01-09-2026
Une étude publiée lundi dans OENO One a révélé que la lumière peut modifier l’arôme d’un vin effervescent avant que le célèbre défaut de « goût de lumière » ne devienne évident, et que cet effet varie selon la composition du vin, la méthode de production et le temps passé à élever le vin sur lies.
La recherche portait sur une question qui dépasse largement le seul domaine de la science du vin : que devient une bouteille de vin effervescent lorsqu’elle reste sous l’éclairage d’un magasin avant l’achat par un client ? Pour les producteurs, les détaillants et les importateurs, les résultats mettent en évidence un risque concret pour le secteur des boissons, car même un dommage léger lié à la lumière peut affecter la qualité perçue et entraîner des coûts évitables, des pertes de stock ou des changements dans les pratiques de mise en bouteille et de présentation.
Les auteurs, Zsófia Laposa, József Balla, Károly Héberger et Ernő Keszei, ont indiqué que les études sensorielles menées jusqu’à présent ont surtout examiné le moment où le défaut classique de goût de lumière devient détectable.
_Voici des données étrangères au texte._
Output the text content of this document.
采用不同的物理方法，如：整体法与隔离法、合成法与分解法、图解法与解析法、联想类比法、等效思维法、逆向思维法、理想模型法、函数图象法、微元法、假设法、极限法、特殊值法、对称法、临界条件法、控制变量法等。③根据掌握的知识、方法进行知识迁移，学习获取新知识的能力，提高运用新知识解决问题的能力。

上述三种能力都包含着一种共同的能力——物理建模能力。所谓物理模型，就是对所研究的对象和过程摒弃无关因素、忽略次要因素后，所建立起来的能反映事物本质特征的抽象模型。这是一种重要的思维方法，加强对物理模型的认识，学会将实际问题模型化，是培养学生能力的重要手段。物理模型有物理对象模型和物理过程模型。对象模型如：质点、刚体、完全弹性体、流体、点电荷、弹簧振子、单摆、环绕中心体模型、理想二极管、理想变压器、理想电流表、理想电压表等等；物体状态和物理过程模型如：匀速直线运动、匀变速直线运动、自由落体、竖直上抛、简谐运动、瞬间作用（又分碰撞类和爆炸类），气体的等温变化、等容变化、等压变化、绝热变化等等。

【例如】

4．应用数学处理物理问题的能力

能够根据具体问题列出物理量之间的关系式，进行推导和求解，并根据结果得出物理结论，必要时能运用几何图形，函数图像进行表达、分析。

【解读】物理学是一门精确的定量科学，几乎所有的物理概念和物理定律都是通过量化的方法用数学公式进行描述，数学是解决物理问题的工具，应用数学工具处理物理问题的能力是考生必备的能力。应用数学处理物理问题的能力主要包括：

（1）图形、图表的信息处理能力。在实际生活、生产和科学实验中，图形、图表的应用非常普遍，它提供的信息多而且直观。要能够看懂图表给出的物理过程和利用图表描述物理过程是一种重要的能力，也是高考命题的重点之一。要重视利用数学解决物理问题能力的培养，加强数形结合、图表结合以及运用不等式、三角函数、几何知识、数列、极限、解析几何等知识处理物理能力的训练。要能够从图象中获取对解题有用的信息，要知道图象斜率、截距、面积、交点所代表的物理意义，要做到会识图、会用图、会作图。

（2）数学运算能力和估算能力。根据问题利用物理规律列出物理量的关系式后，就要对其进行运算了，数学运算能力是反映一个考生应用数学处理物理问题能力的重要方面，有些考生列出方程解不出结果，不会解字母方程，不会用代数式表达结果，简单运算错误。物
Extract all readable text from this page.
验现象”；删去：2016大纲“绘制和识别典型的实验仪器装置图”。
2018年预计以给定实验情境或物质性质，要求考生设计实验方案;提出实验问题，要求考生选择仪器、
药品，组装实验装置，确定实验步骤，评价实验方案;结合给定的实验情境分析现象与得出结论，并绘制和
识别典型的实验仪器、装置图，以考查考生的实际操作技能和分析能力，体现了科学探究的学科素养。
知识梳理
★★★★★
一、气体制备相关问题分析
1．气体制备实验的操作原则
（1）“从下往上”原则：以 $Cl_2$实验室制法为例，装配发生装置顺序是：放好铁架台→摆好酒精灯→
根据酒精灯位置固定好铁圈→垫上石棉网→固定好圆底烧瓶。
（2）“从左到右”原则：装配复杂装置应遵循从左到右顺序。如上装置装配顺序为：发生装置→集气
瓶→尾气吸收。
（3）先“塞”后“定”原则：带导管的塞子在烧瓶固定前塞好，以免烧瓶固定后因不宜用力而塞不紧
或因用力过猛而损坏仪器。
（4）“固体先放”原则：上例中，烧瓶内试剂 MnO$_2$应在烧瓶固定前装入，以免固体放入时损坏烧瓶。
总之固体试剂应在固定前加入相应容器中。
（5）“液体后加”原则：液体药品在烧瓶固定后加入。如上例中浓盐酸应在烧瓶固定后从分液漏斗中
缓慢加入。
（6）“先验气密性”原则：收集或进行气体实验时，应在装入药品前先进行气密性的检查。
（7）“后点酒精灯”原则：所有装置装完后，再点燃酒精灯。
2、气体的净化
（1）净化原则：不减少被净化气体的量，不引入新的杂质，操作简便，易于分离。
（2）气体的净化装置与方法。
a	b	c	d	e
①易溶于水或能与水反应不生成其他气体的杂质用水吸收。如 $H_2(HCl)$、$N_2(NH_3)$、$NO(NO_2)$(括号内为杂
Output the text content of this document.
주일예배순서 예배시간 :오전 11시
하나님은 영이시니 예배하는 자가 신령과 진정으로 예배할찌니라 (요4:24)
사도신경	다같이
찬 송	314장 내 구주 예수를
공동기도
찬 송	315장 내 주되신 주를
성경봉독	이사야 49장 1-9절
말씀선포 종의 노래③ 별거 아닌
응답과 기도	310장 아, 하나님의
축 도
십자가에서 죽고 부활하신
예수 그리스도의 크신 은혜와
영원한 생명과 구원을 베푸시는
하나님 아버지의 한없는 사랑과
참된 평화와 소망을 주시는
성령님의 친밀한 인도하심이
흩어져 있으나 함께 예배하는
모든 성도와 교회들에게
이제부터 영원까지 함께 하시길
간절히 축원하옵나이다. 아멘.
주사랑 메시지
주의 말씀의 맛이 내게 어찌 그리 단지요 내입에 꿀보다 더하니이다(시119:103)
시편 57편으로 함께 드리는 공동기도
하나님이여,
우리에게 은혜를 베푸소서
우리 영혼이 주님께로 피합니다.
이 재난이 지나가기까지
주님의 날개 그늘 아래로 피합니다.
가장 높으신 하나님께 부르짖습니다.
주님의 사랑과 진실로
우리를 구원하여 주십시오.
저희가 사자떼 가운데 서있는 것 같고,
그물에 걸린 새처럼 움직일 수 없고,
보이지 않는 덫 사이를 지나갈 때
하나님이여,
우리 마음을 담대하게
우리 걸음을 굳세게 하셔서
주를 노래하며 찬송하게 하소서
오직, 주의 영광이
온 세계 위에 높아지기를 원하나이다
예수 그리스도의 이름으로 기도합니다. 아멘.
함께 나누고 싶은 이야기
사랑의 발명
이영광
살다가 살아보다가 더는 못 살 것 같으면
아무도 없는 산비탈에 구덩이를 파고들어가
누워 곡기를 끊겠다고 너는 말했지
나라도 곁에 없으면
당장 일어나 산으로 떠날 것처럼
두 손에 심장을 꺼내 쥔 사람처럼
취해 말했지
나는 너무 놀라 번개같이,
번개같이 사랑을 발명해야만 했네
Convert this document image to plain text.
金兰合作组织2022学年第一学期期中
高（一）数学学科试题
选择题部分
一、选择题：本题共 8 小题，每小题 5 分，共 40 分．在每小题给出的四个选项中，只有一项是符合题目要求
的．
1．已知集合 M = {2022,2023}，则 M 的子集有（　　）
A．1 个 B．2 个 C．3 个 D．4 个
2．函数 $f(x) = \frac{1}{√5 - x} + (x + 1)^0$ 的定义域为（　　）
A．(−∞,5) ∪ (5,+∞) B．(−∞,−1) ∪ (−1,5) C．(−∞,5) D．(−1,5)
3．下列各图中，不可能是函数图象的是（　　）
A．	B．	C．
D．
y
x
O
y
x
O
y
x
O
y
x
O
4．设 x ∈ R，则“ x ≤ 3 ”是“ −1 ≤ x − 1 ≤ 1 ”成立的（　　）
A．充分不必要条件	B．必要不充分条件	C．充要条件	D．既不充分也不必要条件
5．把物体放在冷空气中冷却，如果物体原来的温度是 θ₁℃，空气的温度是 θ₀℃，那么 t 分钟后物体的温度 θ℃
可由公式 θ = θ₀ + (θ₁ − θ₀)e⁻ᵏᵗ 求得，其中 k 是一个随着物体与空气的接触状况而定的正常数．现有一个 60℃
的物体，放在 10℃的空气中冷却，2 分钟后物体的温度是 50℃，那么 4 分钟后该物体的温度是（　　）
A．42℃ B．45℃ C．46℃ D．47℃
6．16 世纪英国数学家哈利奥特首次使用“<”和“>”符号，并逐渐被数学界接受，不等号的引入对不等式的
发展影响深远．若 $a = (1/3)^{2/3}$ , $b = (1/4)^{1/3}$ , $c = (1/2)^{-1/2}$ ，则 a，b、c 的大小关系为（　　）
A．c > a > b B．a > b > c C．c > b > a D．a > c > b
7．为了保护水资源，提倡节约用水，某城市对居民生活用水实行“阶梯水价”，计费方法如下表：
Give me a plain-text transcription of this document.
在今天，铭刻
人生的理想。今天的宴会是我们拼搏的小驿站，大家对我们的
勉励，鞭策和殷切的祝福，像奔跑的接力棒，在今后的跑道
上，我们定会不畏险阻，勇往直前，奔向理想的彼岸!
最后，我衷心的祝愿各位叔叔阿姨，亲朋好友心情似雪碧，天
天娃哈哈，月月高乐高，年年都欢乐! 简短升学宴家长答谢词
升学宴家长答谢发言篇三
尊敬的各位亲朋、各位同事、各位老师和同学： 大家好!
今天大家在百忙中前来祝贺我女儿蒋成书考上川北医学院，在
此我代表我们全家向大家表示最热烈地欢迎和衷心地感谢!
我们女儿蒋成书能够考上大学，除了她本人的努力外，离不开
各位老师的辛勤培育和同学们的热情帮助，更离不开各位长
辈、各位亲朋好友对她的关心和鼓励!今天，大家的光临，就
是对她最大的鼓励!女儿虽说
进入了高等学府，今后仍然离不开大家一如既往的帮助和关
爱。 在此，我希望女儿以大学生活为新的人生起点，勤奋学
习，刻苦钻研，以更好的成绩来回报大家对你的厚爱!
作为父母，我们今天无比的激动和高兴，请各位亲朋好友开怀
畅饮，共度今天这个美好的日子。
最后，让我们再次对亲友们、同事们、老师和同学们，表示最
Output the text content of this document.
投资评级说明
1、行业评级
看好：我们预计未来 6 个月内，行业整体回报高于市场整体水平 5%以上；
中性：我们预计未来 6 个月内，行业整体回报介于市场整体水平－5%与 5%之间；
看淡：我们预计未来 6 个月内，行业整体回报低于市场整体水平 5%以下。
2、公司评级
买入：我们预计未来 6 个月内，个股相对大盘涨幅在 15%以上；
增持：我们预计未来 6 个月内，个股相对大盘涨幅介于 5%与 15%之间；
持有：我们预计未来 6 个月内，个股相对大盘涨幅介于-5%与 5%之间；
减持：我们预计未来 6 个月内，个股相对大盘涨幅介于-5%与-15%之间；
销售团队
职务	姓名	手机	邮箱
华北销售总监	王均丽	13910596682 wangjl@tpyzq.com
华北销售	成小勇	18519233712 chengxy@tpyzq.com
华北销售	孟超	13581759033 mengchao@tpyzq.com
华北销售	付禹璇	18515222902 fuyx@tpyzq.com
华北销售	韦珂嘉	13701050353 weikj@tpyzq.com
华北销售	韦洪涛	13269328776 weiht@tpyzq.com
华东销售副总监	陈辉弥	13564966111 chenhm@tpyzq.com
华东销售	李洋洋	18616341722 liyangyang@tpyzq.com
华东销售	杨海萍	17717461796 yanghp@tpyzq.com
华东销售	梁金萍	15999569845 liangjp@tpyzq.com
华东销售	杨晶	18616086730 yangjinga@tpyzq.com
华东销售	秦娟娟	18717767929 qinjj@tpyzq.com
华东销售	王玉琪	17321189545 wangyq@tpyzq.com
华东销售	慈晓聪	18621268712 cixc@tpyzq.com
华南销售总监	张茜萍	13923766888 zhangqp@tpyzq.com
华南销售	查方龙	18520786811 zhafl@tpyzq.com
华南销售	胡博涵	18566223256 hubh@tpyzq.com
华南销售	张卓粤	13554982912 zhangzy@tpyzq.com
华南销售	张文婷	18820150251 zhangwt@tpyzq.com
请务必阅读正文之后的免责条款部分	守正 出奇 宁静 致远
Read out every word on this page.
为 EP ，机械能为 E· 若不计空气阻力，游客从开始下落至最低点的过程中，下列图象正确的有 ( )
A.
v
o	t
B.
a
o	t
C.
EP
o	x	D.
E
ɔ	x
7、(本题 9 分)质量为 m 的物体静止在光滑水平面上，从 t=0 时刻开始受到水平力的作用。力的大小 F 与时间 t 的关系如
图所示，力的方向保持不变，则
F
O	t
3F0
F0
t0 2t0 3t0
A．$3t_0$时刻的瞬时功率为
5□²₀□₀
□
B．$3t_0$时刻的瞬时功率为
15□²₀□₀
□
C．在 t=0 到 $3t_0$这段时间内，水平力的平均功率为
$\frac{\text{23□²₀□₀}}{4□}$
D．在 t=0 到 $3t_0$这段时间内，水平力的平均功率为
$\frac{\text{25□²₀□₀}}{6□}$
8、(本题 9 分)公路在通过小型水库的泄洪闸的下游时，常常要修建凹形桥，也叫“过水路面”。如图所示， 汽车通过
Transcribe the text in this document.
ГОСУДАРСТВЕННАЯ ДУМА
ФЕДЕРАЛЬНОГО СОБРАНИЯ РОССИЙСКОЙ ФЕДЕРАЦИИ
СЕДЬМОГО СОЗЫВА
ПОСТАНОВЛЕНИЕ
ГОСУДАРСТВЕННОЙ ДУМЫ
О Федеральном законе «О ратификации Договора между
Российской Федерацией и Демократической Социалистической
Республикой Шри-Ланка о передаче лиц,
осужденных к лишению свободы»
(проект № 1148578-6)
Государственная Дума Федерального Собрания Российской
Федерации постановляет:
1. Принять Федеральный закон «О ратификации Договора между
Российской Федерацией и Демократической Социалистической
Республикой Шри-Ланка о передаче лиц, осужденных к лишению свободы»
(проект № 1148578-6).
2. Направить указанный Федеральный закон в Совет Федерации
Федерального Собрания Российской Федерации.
Ce défaut est généralement associé à des composés soufrés susceptibles de donner aux vins blancs et aux vins effervescents des notes rappelant l’oignon, le chou, l’ail ou l’œuf pourri. Dans cette étude, l’équipe s’est intéressée à un stade plus précoce, avant l’apparition de ces arômes de déviation bien marqués, afin de déterminer si les dégustateurs et l’analyse chimique pouvaient détecter des changements d’arôme.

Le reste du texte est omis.